Good Sports: Yosemite climber's mission to highlight the sport becoming a reality

KFSN logo
Sunday, March 17, 2019
Good Sports: Yosemite climber's mission to highlight the sport becoming a reality
Good Sports: Yosemite climber's mission to highlight the sport becoming a reality

The big granite walls in Yosemite make the national park a playground for the world's best rock climbers.

For rock climber Ken Yager, entering Yosemite National Park is different than most.

The El Portal resident has been climbing in the park his whole adult life. He estimates to have recorded more than 300 first ascents. A day after getting his driver's license he picked up his first hitchhiker.

"He did offer to give me $20, 'here's something for gas.' And then he goes 'oh my name is Warren Harding' and he shakes my hand. I go 'I know who you are! I'm Ken Yager and you're my hero!'," said Yager.

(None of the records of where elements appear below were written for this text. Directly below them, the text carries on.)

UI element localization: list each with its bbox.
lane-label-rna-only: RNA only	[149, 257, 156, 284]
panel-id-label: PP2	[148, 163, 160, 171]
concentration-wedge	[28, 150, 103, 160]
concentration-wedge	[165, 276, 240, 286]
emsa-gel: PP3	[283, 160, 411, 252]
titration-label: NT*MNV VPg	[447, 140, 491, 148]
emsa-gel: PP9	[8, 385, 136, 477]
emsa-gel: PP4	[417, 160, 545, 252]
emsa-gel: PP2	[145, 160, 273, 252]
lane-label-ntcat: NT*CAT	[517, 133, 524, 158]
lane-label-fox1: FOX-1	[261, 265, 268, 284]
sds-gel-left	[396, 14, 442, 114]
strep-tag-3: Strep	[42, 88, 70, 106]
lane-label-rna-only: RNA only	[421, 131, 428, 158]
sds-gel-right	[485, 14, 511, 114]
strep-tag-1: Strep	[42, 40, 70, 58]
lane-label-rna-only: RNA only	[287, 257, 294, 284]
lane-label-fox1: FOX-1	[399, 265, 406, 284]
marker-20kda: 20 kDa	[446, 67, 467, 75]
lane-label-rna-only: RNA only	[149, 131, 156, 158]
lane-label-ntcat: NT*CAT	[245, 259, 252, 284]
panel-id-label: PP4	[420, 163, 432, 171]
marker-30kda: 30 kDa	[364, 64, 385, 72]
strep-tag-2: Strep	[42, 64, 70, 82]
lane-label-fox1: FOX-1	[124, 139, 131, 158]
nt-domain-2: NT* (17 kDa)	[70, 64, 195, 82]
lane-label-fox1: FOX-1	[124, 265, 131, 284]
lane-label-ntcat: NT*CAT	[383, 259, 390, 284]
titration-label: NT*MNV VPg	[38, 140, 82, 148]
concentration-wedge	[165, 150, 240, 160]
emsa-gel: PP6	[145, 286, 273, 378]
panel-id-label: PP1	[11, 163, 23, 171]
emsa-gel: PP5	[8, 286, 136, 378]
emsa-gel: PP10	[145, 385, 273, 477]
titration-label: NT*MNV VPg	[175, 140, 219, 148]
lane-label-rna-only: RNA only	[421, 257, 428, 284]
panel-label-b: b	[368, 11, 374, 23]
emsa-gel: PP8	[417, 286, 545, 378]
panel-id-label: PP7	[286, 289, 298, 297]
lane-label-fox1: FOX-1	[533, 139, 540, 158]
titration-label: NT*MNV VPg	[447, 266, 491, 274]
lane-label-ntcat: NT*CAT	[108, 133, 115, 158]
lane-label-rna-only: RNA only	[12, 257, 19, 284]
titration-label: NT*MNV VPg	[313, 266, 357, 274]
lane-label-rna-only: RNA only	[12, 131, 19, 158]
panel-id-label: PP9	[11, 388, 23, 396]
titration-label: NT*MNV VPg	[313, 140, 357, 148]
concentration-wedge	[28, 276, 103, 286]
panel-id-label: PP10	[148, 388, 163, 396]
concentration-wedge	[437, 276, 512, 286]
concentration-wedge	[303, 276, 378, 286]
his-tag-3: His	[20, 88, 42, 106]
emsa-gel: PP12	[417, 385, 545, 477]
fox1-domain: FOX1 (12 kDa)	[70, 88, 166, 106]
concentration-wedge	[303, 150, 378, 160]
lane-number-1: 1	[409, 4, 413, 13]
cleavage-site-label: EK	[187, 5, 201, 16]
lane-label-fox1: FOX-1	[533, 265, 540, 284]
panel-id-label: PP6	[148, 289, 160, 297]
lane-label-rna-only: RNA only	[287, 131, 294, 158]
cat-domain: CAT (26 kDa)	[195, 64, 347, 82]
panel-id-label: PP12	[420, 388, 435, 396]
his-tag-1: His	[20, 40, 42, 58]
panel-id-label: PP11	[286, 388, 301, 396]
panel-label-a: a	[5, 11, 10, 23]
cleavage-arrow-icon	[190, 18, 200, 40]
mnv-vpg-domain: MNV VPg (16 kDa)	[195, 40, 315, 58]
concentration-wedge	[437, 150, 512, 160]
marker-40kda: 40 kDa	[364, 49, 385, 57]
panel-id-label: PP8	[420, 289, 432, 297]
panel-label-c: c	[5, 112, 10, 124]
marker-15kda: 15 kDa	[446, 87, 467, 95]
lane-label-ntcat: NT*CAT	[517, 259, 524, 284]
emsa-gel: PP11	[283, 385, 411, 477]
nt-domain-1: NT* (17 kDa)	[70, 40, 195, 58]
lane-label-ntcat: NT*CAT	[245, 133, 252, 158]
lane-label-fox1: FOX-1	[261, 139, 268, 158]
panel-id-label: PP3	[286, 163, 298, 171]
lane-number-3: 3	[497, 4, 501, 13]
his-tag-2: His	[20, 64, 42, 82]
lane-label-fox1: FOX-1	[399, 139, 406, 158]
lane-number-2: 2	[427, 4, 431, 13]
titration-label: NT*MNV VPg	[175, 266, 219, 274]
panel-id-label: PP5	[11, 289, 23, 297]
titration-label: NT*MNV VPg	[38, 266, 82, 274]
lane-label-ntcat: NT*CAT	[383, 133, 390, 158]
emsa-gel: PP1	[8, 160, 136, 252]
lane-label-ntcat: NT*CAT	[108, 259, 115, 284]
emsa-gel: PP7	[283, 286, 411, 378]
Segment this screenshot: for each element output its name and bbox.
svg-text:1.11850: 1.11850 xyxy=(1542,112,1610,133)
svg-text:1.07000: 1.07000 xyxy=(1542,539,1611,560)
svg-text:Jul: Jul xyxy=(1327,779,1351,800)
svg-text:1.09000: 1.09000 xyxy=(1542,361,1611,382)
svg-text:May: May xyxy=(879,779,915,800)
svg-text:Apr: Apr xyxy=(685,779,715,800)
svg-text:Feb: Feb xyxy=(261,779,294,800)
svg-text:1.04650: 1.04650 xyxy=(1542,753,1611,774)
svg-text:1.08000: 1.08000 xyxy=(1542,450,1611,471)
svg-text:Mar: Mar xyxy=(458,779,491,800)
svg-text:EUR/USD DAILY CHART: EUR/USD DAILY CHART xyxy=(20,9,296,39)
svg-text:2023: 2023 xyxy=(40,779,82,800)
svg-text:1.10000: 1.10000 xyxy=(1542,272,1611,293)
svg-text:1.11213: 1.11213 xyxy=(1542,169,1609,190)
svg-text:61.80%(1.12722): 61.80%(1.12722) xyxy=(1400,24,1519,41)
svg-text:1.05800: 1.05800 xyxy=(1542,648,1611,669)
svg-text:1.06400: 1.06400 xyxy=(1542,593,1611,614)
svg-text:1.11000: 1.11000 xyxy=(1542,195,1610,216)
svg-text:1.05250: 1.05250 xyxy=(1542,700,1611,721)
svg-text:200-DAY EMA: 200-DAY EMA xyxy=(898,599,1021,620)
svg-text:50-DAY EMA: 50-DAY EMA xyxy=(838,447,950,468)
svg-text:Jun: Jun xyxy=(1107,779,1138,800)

Harding was on the first team to climb the Nose of El Capitan and he and Yager would go on to become climbing partners. But these days, Yager is best known for clean-up efforts.

"I was angry and angry and then finally I went 'You know what? I can turn this around."

Tired of seeing toilet paper at the base of climbing routes, Yager organized a three-day clean up in 2004. 120 people took part. 15 years later, Yosemite Facelift has picked up more than a million pounds of trash.

"I kind of realized we needed to get involved in these discussions and get involved in the preservations of these public lands and become stewards. It's being used as a model around the world and it's starting to take off."

Last September, three thousand volunteers cleaned up the park when Alex Honnold debuting his Oscar-winning film Free Solo.

While Yager is known for Yosemite Facelift, his ultimate goal is to open a climbing museum inside the park.

From the equipment that set up the cable route on Half Dome, to John Salathe's rope and the shoes Lynn Hill used to free climb the Nose for the first time.

He's collected more than ten thousand items from the world's greatest climbers. Right now, he's forced to store it in garages and storage units.

"It's overdue but now you pretty much can't stop it. It's snowballed."

This month, Yager got a letter of intent from the Park to establish a museum, the biggest step forward in his 27-year mission.

"And people are fascinated. Most of them will never go up on the rock there but some of them go 'Oh wow that doesn't sound as insane-because you work your way up. And then they'll go and take a class and try it out for themselves."

He hopes to have it built by the end of the year to inspire everyone who comes to the park.

"We can all push our boundaries to what level we want. Might not be to Alex's level of climbing El Cap without a rope. I enjoy seeing people get really enthusiastic about something. The joy once you communicate with them and they suddenly understand that passion that we have."